Gautier est considéré par l’histoire littéraire comme un auteur original, dans le sens et la mesure où il n’a pas encadré dans son recueil des pièces provenant d’autres sources.[15] C’est ainsi que les chercheurs prennent pour apocryphes (sic !) les chansons qui ne se trouvent que dans certains manuscrits des Miracles de Gautier ; les recherches de Jacques Chailley semblent prouver qu’il y a 27 pièces lyriques en ancien français et 16 en latin dans des manuscrits des Miracles de Nostre Dame qui proviennent d’autres sources. Les manuscrits d’un corpus lyrique élargi (ou bien modifiés aussi par addition) sont au nombre de 10. Ainsi pouvons nous dire que ces manuscrits ont servi de réceptacle aux poèmes pieux, en tant que chansonniers. Le plus important en est le manuscrit D,[16] collection de chansons latines et françaises.

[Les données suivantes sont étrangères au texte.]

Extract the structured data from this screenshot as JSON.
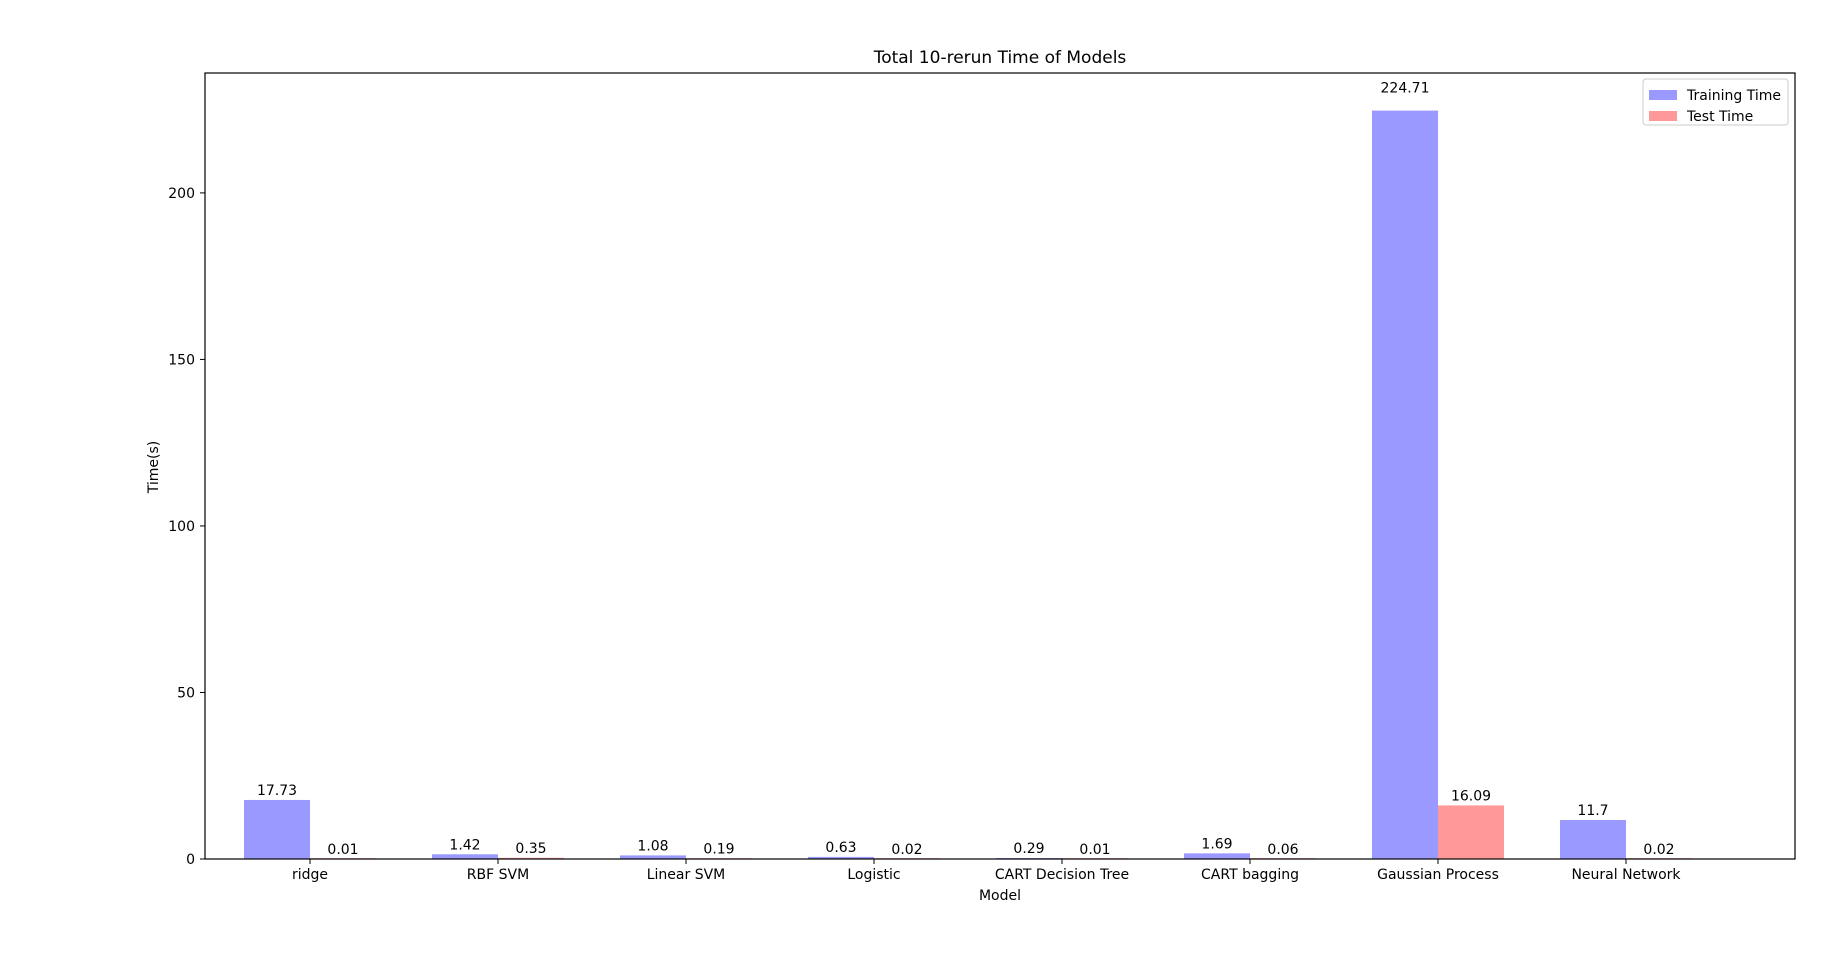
{
  "chart_data": {
    "type": "bar",
    "title": "Total 10-rerun Time of Models",
    "xlabel": "Model",
    "ylabel": "Time(s)",
    "ylim": [
      0,
      236
    ],
    "yticks": [
      0,
      50,
      100,
      150,
      200
    ],
    "grid": false,
    "legend_position": "top-right",
    "categories": [
      "ridge",
      "RBF SVM",
      "Linear SVM",
      "Logistic",
      "CART Decision Tree",
      "CART bagging",
      "Gaussian Process",
      "Neural Network"
    ],
    "series": [
      {
        "name": "Training Time",
        "color": "#9999ff",
        "values": [
          17.73,
          1.42,
          1.08,
          0.63,
          0.29,
          1.69,
          224.71,
          11.7
        ],
        "labels": [
          "17.73",
          "1.42",
          "1.08",
          "0.63",
          "0.29",
          "1.69",
          "224.71",
          "11.7"
        ]
      },
      {
        "name": "Test Time",
        "color": "#ff9999",
        "values": [
          0.01,
          0.35,
          0.19,
          0.02,
          0.01,
          0.06,
          16.09,
          0.02
        ],
        "labels": [
          "0.01",
          "0.35",
          "0.19",
          "0.02",
          "0.01",
          "0.06",
          "16.09",
          "0.02"
        ]
      }
    ]
  }
}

On peut hasarder plusieurs hypothèses concernant ce rôle de recueil. La moins probable paraît être celle qui soutient que le compilateur des apocryphes a voulu abuser de l’autorité de Gautier ; il est plus probant que l’usage, la fonction du manuscrit en tant que lectionnaire (ou même son rôle quasi liturgique), au moins dans le cas du manuscrit D, a poussé « l’auteur » à recueillir tous les spécimens du genre « chanson pieuse » connus par lui, indépendamment de la langue, de la forme poétique, parmi les Miracles de Nostre Dame de Gautier.[17]

 

5. Une partie des manuscrits des Miracles de Nostre Dame a été copiée et restait dans les monastères.[18] Le projet original fut aussi conçu dans une abbaye par l’auteur, donc on suppose, probablement à tort, que l’original faisant autorité restait dans ce milieu après la mort du prieur de Vic, et que l’autorité de cet exemplaire original était plus considérable que dans le cas de beaucoup d’autres manuscrits littéraires.[19] Mais nous trouvons parmi ceux de Gautier pas mal qui ont circulé dans le monde des laïcs. Par exemple le fameux manuscrit de Soissons (S - B.N. nouv. acq. fr. 24541), très richement illustré, était en possession de et très probablement exécuté pour un membre de la famille royale, peut-être Jean le Bel, d’après les recherches de Ducrot-Granderye.[20] Ce qui est un peu étrange est le fait que le texte soit accompagné de gloses en latin tout au long (sauf les chansons), qui donnent une autorité biblique, patristique ou quelconque à l’appui des conseils et propositions de Gautier. Le manuscrit L (B.N. fr. 22928) porte aussi plusieurs indices qui pourraient témoigner en faveur de possesseurs et lecteurs « amateurs ». Ainsi il contient quelques notes en français, en marge, au début de certains paragraphes qui sont intercalés dans le noyau narratif, essentiellement comme des enseignements, et cette sorte de rubrique secondaire indique le contenu. Deux suppositions possibles émergent. Soit elles ont aidé un prédicateur, un lecteur public à ne pas manquer à commenter ces parties,[21] soit, ce qui est plus probable, elles ont invité à la lecture plus attentive le lecteur solitaire. C’est en plus le manuscrit le plus soigné après S, et il contient de nombreuses miniatures, lettrines et drôleries.[22]  Il paraît alors que l’œuvre de Gautier qui n’a pas été censé s’adresser seulement au milieu clérical a vraiment trouvé un public dans les cours seigneuriales qui ont aussi accueilli les chansonniers courtois, et que certaines des réécritures du recueil de Gautier pouvaient être effectuées ici ou bien pour ce public. D’ailleurs la création du recueil des Cantigas de Santa Maria était aussi un large projet royal, qui ne peut pas être jugé monacal ou ecclésiastique. Par contre le manuscrit du Rosarius reflète dans toutes ses caractéristiques qu’il a été copié dans un monastère (cf. infra).

 

6. Nous savons peu sur l’évolution des chansonniers. Depuis Gröber on suppose que premièrement des Liederblätter encadrant les poèmes d’un seul troubadour ou trouvère ont circulé. Les traces les plus anciennes de l’organisation interne, et même peut-être auctorielles, dans le corpus d’un auteur lyrique d’oïl se trouvent chez Thibaut de Champagne. Les Grandes Chroniques de France écrivent qu’il a fait copier ses chansons dans des livres, dans des recueils spéciaux. Le fait que plusieurs chansonniers commencent par ses œuvres, et que leur ordre dans les différents manuscrits est quasiment identique, semblent prouver cette supposition.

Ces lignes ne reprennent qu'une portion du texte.